NorthStar Investment Model Diversification
We believe portfolios should match client objectives and be diversified by type
and character of investment.
One such diversification is a balance between growth and value. Of our individual
holdings receiving such a designation, as of March 31, 2008, 45% of the
monies invested in stocks were invested in “growth” stocks, 8% in “value” stocks,
and 47% as a blend between growth and value as designated by S&P / Citigroup.
On the same date, the model portfolio was diversified by having a 56%
exposure to large capitalization companies, 13% to mid-cap concerns, 23% to
foreign based non-dollar-denom-inated companies, and 8% to cash.

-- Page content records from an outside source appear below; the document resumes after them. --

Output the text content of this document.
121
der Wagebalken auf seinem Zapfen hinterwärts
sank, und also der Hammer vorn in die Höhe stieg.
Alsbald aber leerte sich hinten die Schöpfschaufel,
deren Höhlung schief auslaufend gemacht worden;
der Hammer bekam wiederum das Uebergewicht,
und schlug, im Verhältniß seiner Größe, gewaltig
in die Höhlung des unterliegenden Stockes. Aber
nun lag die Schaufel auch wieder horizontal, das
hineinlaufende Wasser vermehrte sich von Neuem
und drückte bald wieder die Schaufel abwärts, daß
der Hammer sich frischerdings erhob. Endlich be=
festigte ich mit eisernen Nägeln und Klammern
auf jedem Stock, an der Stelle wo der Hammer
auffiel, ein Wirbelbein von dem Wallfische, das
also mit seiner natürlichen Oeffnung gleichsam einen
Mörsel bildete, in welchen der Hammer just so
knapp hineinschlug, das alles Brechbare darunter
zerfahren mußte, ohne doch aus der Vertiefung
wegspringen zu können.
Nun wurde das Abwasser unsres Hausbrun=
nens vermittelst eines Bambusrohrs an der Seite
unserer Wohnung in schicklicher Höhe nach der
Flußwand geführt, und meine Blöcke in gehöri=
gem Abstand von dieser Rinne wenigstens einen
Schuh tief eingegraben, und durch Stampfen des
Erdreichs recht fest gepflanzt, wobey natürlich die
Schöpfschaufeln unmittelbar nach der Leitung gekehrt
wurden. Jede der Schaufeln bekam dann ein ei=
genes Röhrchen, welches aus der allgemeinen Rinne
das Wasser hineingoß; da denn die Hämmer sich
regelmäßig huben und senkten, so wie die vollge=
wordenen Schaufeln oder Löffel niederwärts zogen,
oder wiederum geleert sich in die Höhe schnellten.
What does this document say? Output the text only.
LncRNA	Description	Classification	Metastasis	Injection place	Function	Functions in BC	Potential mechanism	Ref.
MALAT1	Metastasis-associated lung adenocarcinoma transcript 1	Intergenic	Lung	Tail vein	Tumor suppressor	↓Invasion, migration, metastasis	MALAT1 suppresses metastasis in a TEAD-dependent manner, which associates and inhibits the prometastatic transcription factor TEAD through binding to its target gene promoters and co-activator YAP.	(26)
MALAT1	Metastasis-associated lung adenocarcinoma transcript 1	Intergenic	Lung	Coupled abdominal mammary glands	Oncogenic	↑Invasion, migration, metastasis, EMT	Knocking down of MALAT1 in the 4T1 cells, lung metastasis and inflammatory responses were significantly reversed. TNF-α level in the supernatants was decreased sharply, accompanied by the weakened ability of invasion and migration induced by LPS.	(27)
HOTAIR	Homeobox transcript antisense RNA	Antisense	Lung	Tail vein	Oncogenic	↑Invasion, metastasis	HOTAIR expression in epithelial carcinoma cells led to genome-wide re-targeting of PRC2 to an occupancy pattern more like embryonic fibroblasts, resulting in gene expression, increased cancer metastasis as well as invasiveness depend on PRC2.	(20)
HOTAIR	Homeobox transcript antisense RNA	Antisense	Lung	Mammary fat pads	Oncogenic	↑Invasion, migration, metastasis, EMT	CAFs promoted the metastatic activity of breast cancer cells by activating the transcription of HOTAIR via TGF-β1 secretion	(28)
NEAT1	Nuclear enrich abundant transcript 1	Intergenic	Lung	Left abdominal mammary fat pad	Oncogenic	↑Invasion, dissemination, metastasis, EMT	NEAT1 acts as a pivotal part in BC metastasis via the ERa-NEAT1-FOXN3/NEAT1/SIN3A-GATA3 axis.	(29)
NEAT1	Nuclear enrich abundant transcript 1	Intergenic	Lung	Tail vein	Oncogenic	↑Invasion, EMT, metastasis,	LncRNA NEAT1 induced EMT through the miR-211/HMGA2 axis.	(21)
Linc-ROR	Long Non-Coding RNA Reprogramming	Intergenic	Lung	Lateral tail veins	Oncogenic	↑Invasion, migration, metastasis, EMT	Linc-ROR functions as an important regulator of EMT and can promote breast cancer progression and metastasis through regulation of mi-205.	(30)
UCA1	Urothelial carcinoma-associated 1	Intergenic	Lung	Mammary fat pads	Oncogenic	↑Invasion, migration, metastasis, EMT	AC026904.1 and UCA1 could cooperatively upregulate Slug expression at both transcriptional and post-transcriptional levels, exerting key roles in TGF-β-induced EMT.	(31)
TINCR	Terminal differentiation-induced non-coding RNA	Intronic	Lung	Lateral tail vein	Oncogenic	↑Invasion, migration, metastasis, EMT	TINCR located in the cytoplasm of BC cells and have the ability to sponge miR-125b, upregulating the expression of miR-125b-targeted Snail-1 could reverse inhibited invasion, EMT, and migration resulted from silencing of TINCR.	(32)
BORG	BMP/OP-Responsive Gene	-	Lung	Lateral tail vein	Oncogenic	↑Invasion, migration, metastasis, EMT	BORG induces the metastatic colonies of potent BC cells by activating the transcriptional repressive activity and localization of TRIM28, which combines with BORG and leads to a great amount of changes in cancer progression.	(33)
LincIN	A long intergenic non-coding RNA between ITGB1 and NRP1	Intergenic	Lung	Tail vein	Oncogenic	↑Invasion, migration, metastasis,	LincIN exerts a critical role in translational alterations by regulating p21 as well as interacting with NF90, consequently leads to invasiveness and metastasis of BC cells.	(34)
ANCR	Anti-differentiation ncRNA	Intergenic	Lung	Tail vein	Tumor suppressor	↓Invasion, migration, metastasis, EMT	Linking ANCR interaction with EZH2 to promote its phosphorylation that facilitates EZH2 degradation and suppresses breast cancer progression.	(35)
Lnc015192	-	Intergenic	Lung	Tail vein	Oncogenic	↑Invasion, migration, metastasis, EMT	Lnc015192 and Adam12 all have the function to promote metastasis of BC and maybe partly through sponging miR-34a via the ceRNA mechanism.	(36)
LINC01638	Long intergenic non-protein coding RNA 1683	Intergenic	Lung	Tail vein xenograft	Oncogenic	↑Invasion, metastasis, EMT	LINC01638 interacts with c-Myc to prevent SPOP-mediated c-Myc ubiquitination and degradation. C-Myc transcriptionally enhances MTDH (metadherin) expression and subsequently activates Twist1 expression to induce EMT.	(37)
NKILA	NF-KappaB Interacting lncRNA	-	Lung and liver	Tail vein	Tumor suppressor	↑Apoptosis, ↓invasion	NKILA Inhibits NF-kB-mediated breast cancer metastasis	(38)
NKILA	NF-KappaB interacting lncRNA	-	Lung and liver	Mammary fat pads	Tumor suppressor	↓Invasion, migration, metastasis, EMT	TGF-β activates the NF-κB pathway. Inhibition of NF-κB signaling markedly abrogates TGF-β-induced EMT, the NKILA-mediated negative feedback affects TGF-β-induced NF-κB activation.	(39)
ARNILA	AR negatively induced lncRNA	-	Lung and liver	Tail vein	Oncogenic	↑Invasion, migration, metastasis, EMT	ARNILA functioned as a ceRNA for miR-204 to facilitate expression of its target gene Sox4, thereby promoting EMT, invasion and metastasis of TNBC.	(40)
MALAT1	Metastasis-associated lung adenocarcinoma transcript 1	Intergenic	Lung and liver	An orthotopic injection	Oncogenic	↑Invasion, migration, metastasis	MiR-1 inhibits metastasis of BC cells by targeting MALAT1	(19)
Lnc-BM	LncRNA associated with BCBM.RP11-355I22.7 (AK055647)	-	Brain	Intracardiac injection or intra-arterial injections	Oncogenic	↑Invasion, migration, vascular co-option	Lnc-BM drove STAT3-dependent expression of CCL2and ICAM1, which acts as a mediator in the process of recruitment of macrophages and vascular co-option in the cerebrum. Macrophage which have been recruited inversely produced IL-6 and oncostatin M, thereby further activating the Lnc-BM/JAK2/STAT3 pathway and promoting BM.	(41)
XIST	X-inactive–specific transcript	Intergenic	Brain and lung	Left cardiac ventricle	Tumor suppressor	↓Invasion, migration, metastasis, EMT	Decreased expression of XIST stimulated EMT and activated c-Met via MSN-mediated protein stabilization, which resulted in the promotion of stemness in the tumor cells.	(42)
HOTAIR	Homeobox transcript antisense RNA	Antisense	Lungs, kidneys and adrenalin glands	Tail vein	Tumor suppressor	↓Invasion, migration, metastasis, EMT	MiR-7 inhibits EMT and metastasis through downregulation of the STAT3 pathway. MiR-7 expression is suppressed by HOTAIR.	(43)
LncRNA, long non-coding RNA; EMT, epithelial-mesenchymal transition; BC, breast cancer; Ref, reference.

We also believe that investors should attain diversification through exposure
to international investments. As of quarter-end, our model equities were 24%
invested in direct international securities (non-dollar denominated securities
trading
on
foreign exchanges,) 17% in securities of foreign-based companies trading on
U.S. exchanges (ADRs and ADSs, etc.,) and 59% in domestic stocks (U.S. based
companies
trading on US stock exchanges.)
Our
aggregate holdings represent exposure to numerous economic
sectors.
We think it prudent to diversify our client's portfolios
and are highly comfortable owning growth and value, big
and small, foreign and domestic,
as well as including exposure to varying economic sectors.